[Lindsay<3]

http://i219.photobucket.com/albums/cc138/saveourpens/securedownload.jpg

Hey guys, in the first part, am I right that the first reaction would be
 sn1 , giving mainly substitution products and some elimination

and the 2nd reaction would be e1 because of the sterically hindered nucleophile? 

[nj_bartel]

for the second one I'd say e2 because of the strength of the base

[Telamond]

I agree with nj_bartel. I also think that the second reaction should be an E2. Also, high temperature generally favours elimination reactions.

However, I think that the first one would be an E1 since the nucleophile isn't that good (and the high temperature).

But after reading the heading, it seems like there's only SN1 and E1 to chose from...?

[azmanam]

high temp for #1 does usually indicate elimination... but only if you have a competent base.  ethanol's not that hot of a nucleophile... but I'd take it as a nucleophile over an electrophile in this situation.  Sn1 for me.

[Lindsay<3]

Hey thanks guys!

Ive figured out that the 1st reaction actually has both sn1 and e1 products with the sn1 being the major product.
the 2nd reaction is definetly sn2.

 Can someone please tell me how to draw the e2 product for the 2nd reaction? It is definetly e2. Im confused as which hydrogen the nucleophile would attack.

[azmanam]

1) it attacks a proton, not a hydrogen (trivial, but important).

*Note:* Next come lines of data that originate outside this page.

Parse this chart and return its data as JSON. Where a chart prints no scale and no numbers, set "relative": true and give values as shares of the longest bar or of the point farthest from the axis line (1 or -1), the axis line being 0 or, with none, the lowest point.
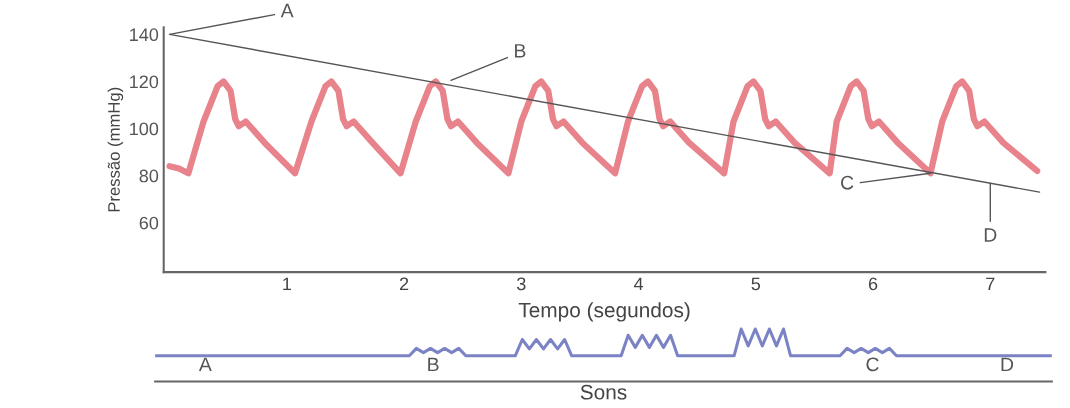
{
  "chart_data": [
    {
      "type": "line",
      "xlabel": "Tempo (segundos)",
      "ylabel": "Pressão (mmHg)",
      "xlim": [
        -0.05,
        7.47
      ],
      "ylim": [
        39,
        143
      ],
      "xticks": [
        1,
        2,
        3,
        4,
        5,
        6,
        7
      ],
      "yticks": [
        60,
        80,
        100,
        120,
        140
      ],
      "grid": false,
      "legend": false,
      "marker": "none",
      "series": [
        {
          "color": "#e8838c",
          "x": [
            0,
            0.08,
            0.16,
            0.29,
            0.41,
            0.46,
            0.52,
            0.56,
            0.59,
            0.65,
            0.81,
            1.07,
            1.21,
            1.33,
            1.38,
            1.44,
            1.48,
            1.51,
            1.57,
            1.73,
            1.97,
            2.1,
            2.22,
            2.27,
            2.33,
            2.37,
            2.4,
            2.46,
            2.62,
            2.89,
            3.0,
            3.12,
            3.17,
            3.23,
            3.27,
            3.3,
            3.36,
            3.52,
            3.8,
            3.91,
            4.03,
            4.08,
            4.14,
            4.18,
            4.21,
            4.27,
            4.43,
            4.73,
            4.81,
            4.93,
            4.98,
            5.04,
            5.08,
            5.11,
            5.17,
            5.33,
            5.63,
            5.69,
            5.81,
            5.86,
            5.92,
            5.96,
            5.99,
            6.05,
            6.21,
            6.49,
            6.59,
            6.71,
            6.76,
            6.82,
            6.86,
            6.89,
            6.95,
            7.11,
            7.4
          ],
          "values": [
            84,
            83,
            81,
            103,
            118,
            120,
            116,
            104,
            101,
            103,
            94,
            81,
            103,
            118,
            120,
            116,
            104,
            101,
            103,
            94,
            81,
            103,
            118,
            120,
            116,
            104,
            101,
            103,
            94,
            81,
            103,
            118,
            120,
            116,
            104,
            101,
            103,
            94,
            81,
            103,
            118,
            120,
            116,
            104,
            101,
            103,
            94,
            81,
            103,
            118,
            120,
            116,
            104,
            101,
            103,
            94,
            81,
            103,
            118,
            120,
            116,
            104,
            101,
            103,
            94,
            81,
            103,
            118,
            120,
            116,
            104,
            101,
            103,
            94,
            82
          ]
        },
        {
          "color": "#555555",
          "x": [
            0,
            7.42
          ],
          "values": [
            140,
            73
          ]
        }
      ],
      "annotations": [
        {
          "text": "A",
          "x": 0,
          "y": 140
        },
        {
          "text": "B",
          "x": 2.4,
          "y": 120.5
        },
        {
          "text": "C",
          "x": 6.49,
          "y": 81
        },
        {
          "text": "D",
          "x": 7.0,
          "y": 76.8
        }
      ]
    },
    {
      "type": "line",
      "relative": true,
      "xlabel": "Sons",
      "tick_labels": false,
      "grid": false,
      "legend": false,
      "categories": [
        null,
        null,
        null,
        null,
        null,
        null,
        null,
        null,
        null,
        null,
        null,
        null,
        null,
        null,
        null,
        null,
        null,
        null,
        null,
        null,
        null,
        null,
        null,
        null,
        null,
        null,
        null,
        null,
        null,
        null,
        null,
        null,
        null,
        null,
        null,
        null,
        null,
        null,
        null,
        null,
        null,
        null,
        null,
        null,
        null,
        null,
        null,
        null,
        null,
        null,
        null,
        null,
        null,
        null,
        null,
        null,
        null,
        null,
        null,
        null,
        null,
        null,
        null,
        null,
        null,
        null,
        null,
        null,
        null,
        null,
        null,
        null,
        null,
        null,
        null,
        null,
        null,
        null,
        null,
        null,
        null,
        null,
        null,
        null,
        null,
        null,
        null,
        null,
        null,
        null,
        null,
        null,
        null,
        null,
        null,
        null,
        null,
        null,
        null,
        null,
        null,
        null,
        null,
        null,
        null,
        null,
        null,
        null,
        null,
        null,
        null,
        null,
        null,
        null,
        null,
        null,
        null,
        null,
        null,
        null,
        null,
        null,
        null,
        null,
        null,
        null,
        null,
        null
      ],
      "series": [
        {
          "color": "#7b83c4",
          "values": [
            0.49,
            0.49,
            0.49,
            0.49,
            0.49,
            0.49,
            0.49,
            0.49,
            0.49,
            0.49,
            0.49,
            0.49,
            0.49,
            0.49,
            0.49,
            0.49,
            0.49,
            0.49,
            0.49,
            0.49,
            0.49,
            0.49,
            0.49,
            0.49,
            0.49,
            0.49,
            0.49,
            0.49,
            0.49,
            0.49,
            0.49,
            0.49,
            0.49,
            0.49,
            0.49,
            0.49,
            0.49,
            0.63,
            0.55,
            0.63,
            0.55,
            0.63,
            0.55,
            0.63,
            0.49,
            0.49,
            0.49,
            0.49,
            0.49,
            0.49,
            0.49,
            0.49,
            0.8,
            0.62,
            0.8,
            0.62,
            0.8,
            0.62,
            0.8,
            0.49,
            0.49,
            0.49,
            0.49,
            0.49,
            0.49,
            0.49,
            0.49,
            0.88,
            0.65,
            0.88,
            0.65,
            0.88,
            0.65,
            0.88,
            0.49,
            0.49,
            0.49,
            0.49,
            0.49,
            0.49,
            0.49,
            0.49,
            0.49,
            1.0,
            0.68,
            1.0,
            0.68,
            1.0,
            0.68,
            1.0,
            0.49,
            0.49,
            0.49,
            0.49,
            0.49,
            0.49,
            0.49,
            0.49,
            0.63,
            0.55,
            0.63,
            0.55,
            0.63,
            0.55,
            0.63,
            0.49,
            0.49,
            0.49,
            0.49,
            0.49,
            0.49,
            0.49,
            0.49,
            0.49,
            0.49,
            0.49,
            0.49,
            0.49,
            0.49,
            0.49,
            0.49,
            0.49,
            0.49,
            0.49,
            0.49,
            0.49,
            0.49,
            0.49
          ]
        }
      ],
      "annotations": [
        "A",
        "B",
        "C",
        "D"
      ]
    }
  ]
}
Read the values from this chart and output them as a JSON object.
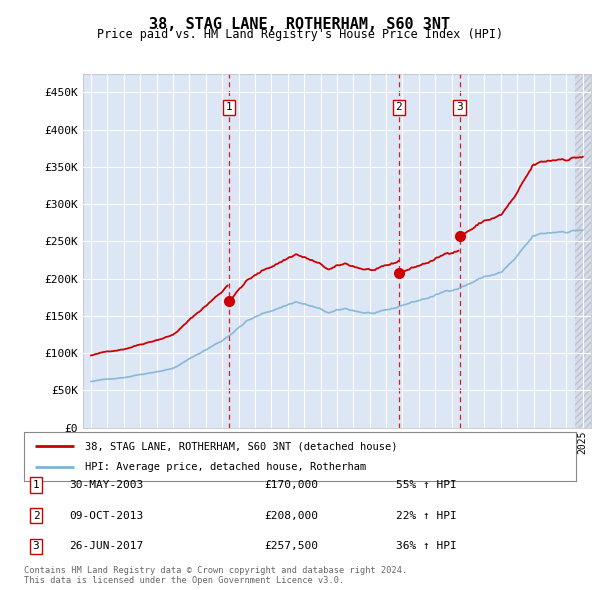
{
  "title": "38, STAG LANE, ROTHERHAM, S60 3NT",
  "subtitle": "Price paid vs. HM Land Registry's House Price Index (HPI)",
  "bg_color": "#dce6f5",
  "red_color": "#cc0000",
  "blue_color": "#7fb3d3",
  "ylim": [
    0,
    475000
  ],
  "yticks": [
    0,
    50000,
    100000,
    150000,
    200000,
    250000,
    300000,
    350000,
    400000,
    450000
  ],
  "ytick_labels": [
    "£0",
    "£50K",
    "£100K",
    "£150K",
    "£200K",
    "£250K",
    "£300K",
    "£350K",
    "£400K",
    "£450K"
  ],
  "xlim_start": 1994.5,
  "xlim_end": 2025.5,
  "sales": [
    {
      "num": 1,
      "date": "30-MAY-2003",
      "price": 170000,
      "pct": "55%",
      "dir": "↑",
      "x": 2003.41
    },
    {
      "num": 2,
      "date": "09-OCT-2013",
      "price": 208000,
      "pct": "22%",
      "dir": "↑",
      "x": 2013.77
    },
    {
      "num": 3,
      "date": "26-JUN-2017",
      "price": 257500,
      "pct": "36%",
      "dir": "↑",
      "x": 2017.48
    }
  ],
  "legend_line1": "38, STAG LANE, ROTHERHAM, S60 3NT (detached house)",
  "legend_line2": "HPI: Average price, detached house, Rotherham",
  "footer": "Contains HM Land Registry data © Crown copyright and database right 2024.\nThis data is licensed under the Open Government Licence v3.0.",
  "hatch_start": 2024.5
}
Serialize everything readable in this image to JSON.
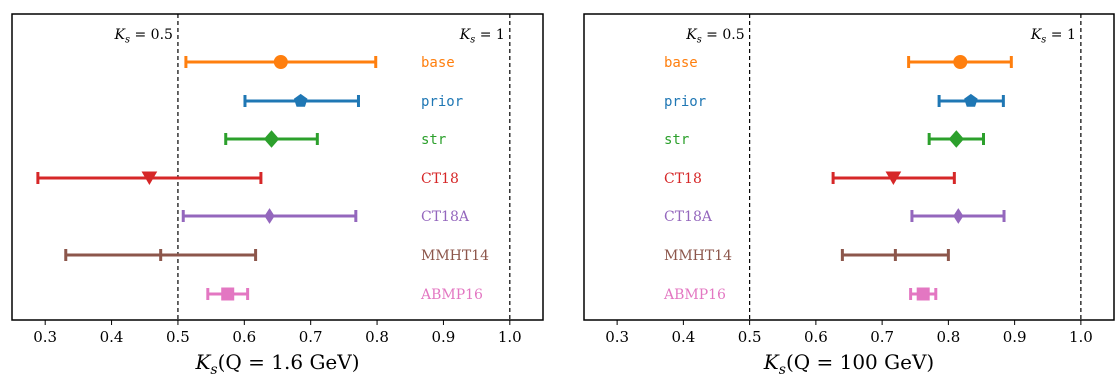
{
  "chart_data": [
    {
      "type": "errorbar",
      "xlabel": "K_s(Q = 1.6 GeV)",
      "xlim": [
        0.25,
        1.05
      ],
      "xticks": [
        "0.3",
        "0.4",
        "0.5",
        "0.6",
        "0.7",
        "0.8",
        "0.9",
        "1.0"
      ],
      "ref_lines": [
        {
          "x": 0.5,
          "label": "K_s = 0.5"
        },
        {
          "x": 1.0,
          "label": "K_s = 1"
        }
      ],
      "series": [
        {
          "name": "base",
          "center": 0.655,
          "low": 0.512,
          "high": 0.798,
          "marker": "circle",
          "color": "#ff7f0e"
        },
        {
          "name": "prior",
          "center": 0.685,
          "low": 0.601,
          "high": 0.772,
          "marker": "pentagon",
          "color": "#1f77b4"
        },
        {
          "name": "str",
          "center": 0.641,
          "low": 0.572,
          "high": 0.71,
          "marker": "diamond",
          "color": "#2ca02c"
        },
        {
          "name": "CT18",
          "center": 0.457,
          "low": 0.289,
          "high": 0.625,
          "marker": "triangle-down",
          "color": "#d62728"
        },
        {
          "name": "CT18A",
          "center": 0.638,
          "low": 0.508,
          "high": 0.768,
          "marker": "thin-diamond",
          "color": "#9467bd"
        },
        {
          "name": "MMHT14",
          "center": 0.474,
          "low": 0.331,
          "high": 0.617,
          "marker": "pipe",
          "color": "#8c564b"
        },
        {
          "name": "ABMP16",
          "center": 0.575,
          "low": 0.545,
          "high": 0.605,
          "marker": "square",
          "color": "#e377c2"
        }
      ]
    },
    {
      "type": "errorbar",
      "xlabel": "K_s(Q = 100 GeV)",
      "xlim": [
        0.25,
        1.05
      ],
      "xticks": [
        "0.3",
        "0.4",
        "0.5",
        "0.6",
        "0.7",
        "0.8",
        "0.9",
        "1.0"
      ],
      "ref_lines": [
        {
          "x": 0.5,
          "label": "K_s = 0.5"
        },
        {
          "x": 1.0,
          "label": "K_s = 1"
        }
      ],
      "series": [
        {
          "name": "base",
          "center": 0.818,
          "low": 0.74,
          "high": 0.895,
          "marker": "circle",
          "color": "#ff7f0e"
        },
        {
          "name": "prior",
          "center": 0.834,
          "low": 0.786,
          "high": 0.883,
          "marker": "pentagon",
          "color": "#1f77b4"
        },
        {
          "name": "str",
          "center": 0.812,
          "low": 0.771,
          "high": 0.853,
          "marker": "diamond",
          "color": "#2ca02c"
        },
        {
          "name": "CT18",
          "center": 0.717,
          "low": 0.626,
          "high": 0.809,
          "marker": "triangle-down",
          "color": "#d62728"
        },
        {
          "name": "CT18A",
          "center": 0.815,
          "low": 0.745,
          "high": 0.884,
          "marker": "thin-diamond",
          "color": "#9467bd"
        },
        {
          "name": "MMHT14",
          "center": 0.72,
          "low": 0.64,
          "high": 0.8,
          "marker": "pipe",
          "color": "#8c564b"
        },
        {
          "name": "ABMP16",
          "center": 0.762,
          "low": 0.743,
          "high": 0.781,
          "marker": "square",
          "color": "#e377c2"
        }
      ]
    }
  ]
}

2) KOtBu is generally too large to take sterically hindered protons, so it usually gives the Hoffmann elimination product.  In this case, do you think it will matter?

[nj_bartel]

Just a note, S_N1 and E1 always occur together, competitively.  If you're making a distinction as to which is occurring, what you're actually saying is which occurs to a greater extent.